Faro de Playa Lago, Costa da Morte, Muxia, Galicia, Spain
© Carlos Fernandez/Getty Image
The Coast of Death. International Lighthouse Weekend
This solemn beacon set atop a rocky outcropping is in a country usually associated with sand and sun, making this a side of Spain many do not often see. We're looking out at the sea on the Costa da Morte, or Coast of Death, a nasty name for an equally nasty (but beautiful!) stretch of Galician coastline in the extreme northwest of Spain. We're featuring Costa da Morte during International Lighthouse Weekend because mariners are never happier to see a lighthouse than when they're sailing this coast, known as the Bermuda Triangle of the Eastern Atlantic.

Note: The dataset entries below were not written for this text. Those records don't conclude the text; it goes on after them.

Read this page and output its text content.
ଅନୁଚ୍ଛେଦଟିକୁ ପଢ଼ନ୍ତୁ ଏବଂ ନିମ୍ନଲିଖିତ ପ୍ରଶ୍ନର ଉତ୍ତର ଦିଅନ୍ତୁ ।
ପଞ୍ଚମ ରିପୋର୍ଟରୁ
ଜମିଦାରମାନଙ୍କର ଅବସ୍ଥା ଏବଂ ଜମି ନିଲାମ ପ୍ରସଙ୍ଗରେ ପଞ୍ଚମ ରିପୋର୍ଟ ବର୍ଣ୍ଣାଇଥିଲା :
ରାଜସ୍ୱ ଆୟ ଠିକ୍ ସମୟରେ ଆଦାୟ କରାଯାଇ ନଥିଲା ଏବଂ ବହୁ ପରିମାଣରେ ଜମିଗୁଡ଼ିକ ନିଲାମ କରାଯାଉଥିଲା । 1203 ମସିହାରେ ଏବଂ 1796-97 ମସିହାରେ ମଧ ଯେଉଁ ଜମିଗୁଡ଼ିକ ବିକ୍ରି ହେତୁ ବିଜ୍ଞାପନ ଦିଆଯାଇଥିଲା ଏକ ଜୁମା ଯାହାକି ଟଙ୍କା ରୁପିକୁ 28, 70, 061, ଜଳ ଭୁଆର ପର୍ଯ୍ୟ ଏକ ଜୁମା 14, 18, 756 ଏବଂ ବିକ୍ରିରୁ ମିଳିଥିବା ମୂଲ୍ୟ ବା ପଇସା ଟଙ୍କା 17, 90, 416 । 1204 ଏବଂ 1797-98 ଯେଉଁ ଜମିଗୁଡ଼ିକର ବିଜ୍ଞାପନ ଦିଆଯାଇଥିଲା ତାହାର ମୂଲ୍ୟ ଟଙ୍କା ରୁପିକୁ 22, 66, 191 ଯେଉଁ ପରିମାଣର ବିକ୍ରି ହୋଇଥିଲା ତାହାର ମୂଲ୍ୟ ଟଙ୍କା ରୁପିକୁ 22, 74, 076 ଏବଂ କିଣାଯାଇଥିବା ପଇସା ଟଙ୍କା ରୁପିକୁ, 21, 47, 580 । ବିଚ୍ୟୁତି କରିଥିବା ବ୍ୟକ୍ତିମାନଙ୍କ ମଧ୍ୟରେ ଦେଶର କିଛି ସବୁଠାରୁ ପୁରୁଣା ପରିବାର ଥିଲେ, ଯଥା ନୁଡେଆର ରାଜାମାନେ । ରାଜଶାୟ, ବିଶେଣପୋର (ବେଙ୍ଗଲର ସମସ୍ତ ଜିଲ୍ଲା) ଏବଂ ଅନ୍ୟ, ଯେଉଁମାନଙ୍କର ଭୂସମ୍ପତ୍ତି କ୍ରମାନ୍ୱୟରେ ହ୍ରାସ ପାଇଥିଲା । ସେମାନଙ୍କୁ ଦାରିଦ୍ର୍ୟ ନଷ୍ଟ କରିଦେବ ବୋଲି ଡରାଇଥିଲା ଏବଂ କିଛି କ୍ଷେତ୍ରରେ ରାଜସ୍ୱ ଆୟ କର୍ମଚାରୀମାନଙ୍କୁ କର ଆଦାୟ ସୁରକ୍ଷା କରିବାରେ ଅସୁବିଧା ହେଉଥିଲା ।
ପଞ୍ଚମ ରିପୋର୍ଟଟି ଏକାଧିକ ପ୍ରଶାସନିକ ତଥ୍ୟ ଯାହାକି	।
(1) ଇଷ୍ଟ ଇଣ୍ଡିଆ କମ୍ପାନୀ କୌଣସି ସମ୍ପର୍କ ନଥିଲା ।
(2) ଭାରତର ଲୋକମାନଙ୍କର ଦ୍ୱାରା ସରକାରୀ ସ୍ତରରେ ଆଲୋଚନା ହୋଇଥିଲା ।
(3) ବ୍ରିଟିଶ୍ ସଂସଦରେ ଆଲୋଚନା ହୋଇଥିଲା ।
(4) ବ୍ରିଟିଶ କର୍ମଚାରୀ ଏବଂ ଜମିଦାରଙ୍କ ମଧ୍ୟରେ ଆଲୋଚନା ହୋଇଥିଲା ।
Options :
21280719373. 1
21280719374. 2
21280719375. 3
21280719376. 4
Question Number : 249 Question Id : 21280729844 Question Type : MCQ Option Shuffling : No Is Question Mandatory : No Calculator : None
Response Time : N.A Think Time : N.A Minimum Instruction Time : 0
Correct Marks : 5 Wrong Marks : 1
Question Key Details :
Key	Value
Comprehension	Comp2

The Costa da Morte is known for its lighthouses, like this one, called Faro de Playa Lago, one of many strung along 125 miles of coast from Finisterre in the south to Malpica in the north. As a devourer of ships, the Costa da Morte is prolific. Since the 14th century, more than 600 shipwrecks costing thousands of lives have been documented. The rocky Costa da Morte faces the open North Atlantic and takes the brunt of big ocean swells. Deep waters turn to shallow waters quickly near this rocky cliff-strewn coast, known for its strong currents and hidden rocks. The fog can roll in quickly. Storms form frequently. And hurricane-force winds are not uncommon.
Cool, rainy, and rocky, the Galicia region of Spain is more 'Lord of the Rings' than Club Med. To visit the lighthouses of Costa da Morte, you can walk a trail appropriately called Camino dos Faros (Road of the Lighthouses). While satellite technology and electronic instruments have vastly changed how safely we can now navigate the seas, lighthouses are still vital to boating and the maritime industry. Plus, they're just darn good-looking.